First and foremost, the recent events are not the worst that we have seen between the two nations in the last five decades. That’s not to downplay the tragedy, but it is just the continuation of a civil feud between these two nations. Remember, the Korean War itself isn’t fully resolved – North Korea simply signed an armistice in July 1953, but there was no formal surrender. And it seems like every few years North Korea finds a way to rattle its neighbors. About four years ago North Korea got their hands on long-range missiles. Test firing them over the Sea of Japan, the North Korean government received warnings from leaders of both Japan and South Korea as well as glares from the United States and other nations. Ultimately, the incident was resolved and things went back to the way they were. A whole lot of nothing.
And even under these unpredictable threats, the South Korean economy continues to grow at a constant average rate. For the last five years, aside from the US credit debacle in the tail-end of 2008 to 2009, the country has shown a positive 4.5% rate of economic advancement. Partly due to manufacturing and exports, the country has been developing its financial sector offerings while broadening its technical creativity and innovation. It’s a known fact that South Korea’s infrastructure is so advanced that techno-fiends have flocked to see the world’s most wired country. The nation is also benefiting immensely from Asia’s recent period of growth on the back of China’s climb to power. As China has revved up its economic engine and cranked out cheap goods, smaller countries like Japan and Korea have been benefiting from afar. Ranked as China’s fourth largest trade partner, behind the United States, European Union and Japan, South Korea is definitely moving its way up Asia’s ranks. These facts make prospects for continued growth look brighter for the coming years.
It is interesting to note here that higher rates of growth are likely to spark inflation at the consumer level. The dynamic has been seen in every economy during its heyday of the last decade and throughout economic history – rising growth increases consumer prices.
What to do? South Korea’s central bank is likely to do what any central banker would: increase interest rates in order to combat lower prices. If it’s one thing investors like, it’s higher rates of return on interest. It will be this interest that supports demand for the currency as foreign direct investment clamors for more and more South Korean won.

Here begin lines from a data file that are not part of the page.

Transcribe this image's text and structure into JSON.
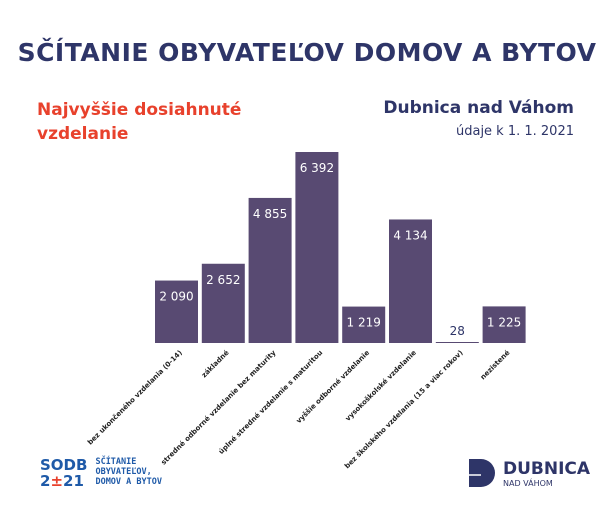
{
  "header": {
    "title": "SČÍTANIE OBYVATEĽOV DOMOV A BYTOV",
    "subtitle": "Najvyššie dosiahnuté vzdelanie",
    "city": "Dubnica nad Váhom",
    "date": "údaje k 1. 1. 2021"
  },
  "chart_data": {
    "type": "bar",
    "categories": [
      "bez ukončeného vzdelania (0-14)",
      "základné",
      "stredné odborné vzdelanie bez maturity",
      "úplné stredné vzdelanie s maturitou",
      "vyššie odborné vzdelanie",
      "vysokoškolské vzdelanie",
      "bez školského vzdelania (15 a viac rokov)",
      "nezistené"
    ],
    "values": [
      2090,
      2652,
      4855,
      6392,
      1219,
      4134,
      28,
      1225
    ],
    "labels": [
      "2 090",
      "2 652",
      "4 855",
      "6 392",
      "1 219",
      "4 134",
      "28",
      "1 225"
    ],
    "bar_color": "#584a72",
    "grid": false
  },
  "footer": {
    "logo_left_mark": "SODB 2021",
    "logo_left_text": [
      "SČÍTANIE",
      "OBYVATEĽOV,",
      "DOMOV A BYTOV"
    ],
    "logo_right_name": "DUBNICA",
    "logo_right_sub": "NAD VÁHOM"
  }
}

It is this particular demand that is going to benefit the Korean currency in both the long and short term – with Chinese yuan speculation adding to the momentum. As mentioned above, the two countries share strong economic and trade ties that date back to the beginning of time – having strengthened both countries. And why not their currencies as well? Currently, the Chinese currency is fixed to fluctuate with the US dollar. However, its movements are being contained by a government-controlled band. This helps to create a rather stable currency, and one that US politicians aren’t too fond of. A controlled currency means that the government is fixing the rate of exchange. In this case, it means a lower exchange rate for the yuan, which helps exporters undercut their competition with lower prices. The strategy has sparked a round of complaining by global leaders of uncompetitive practices that the Chinese have done over the years. Rising discontent has many in the market betting that policymakers in Beijing will cave to global pressure, implementing a one off revaluation – effectively allowing the currency to appreciate. Should this event actually materialize, people will be betting their bottom dollar that the Korean won will appreciate handsomely.
So, yes, North Korea can expel South Korean workers from the shared Gaesong factory complex and vow tactical retaliation for the loudspeakers at the border playing South Korean propaganda. Additionally, the United States can condemn the actions of the North, calling for unequivocal support for the South and UN sanctions against North Korea.
We have been here before, and will likely be here again as long as the Peninsula remains divided.
In other words, speculators shouldn’t be hesitant. South Korea still offers great underlying fundamentals. When things die down, markets will revert back to demanding currencies with riskier profiles and realize that the news of North Korea didn’t matter.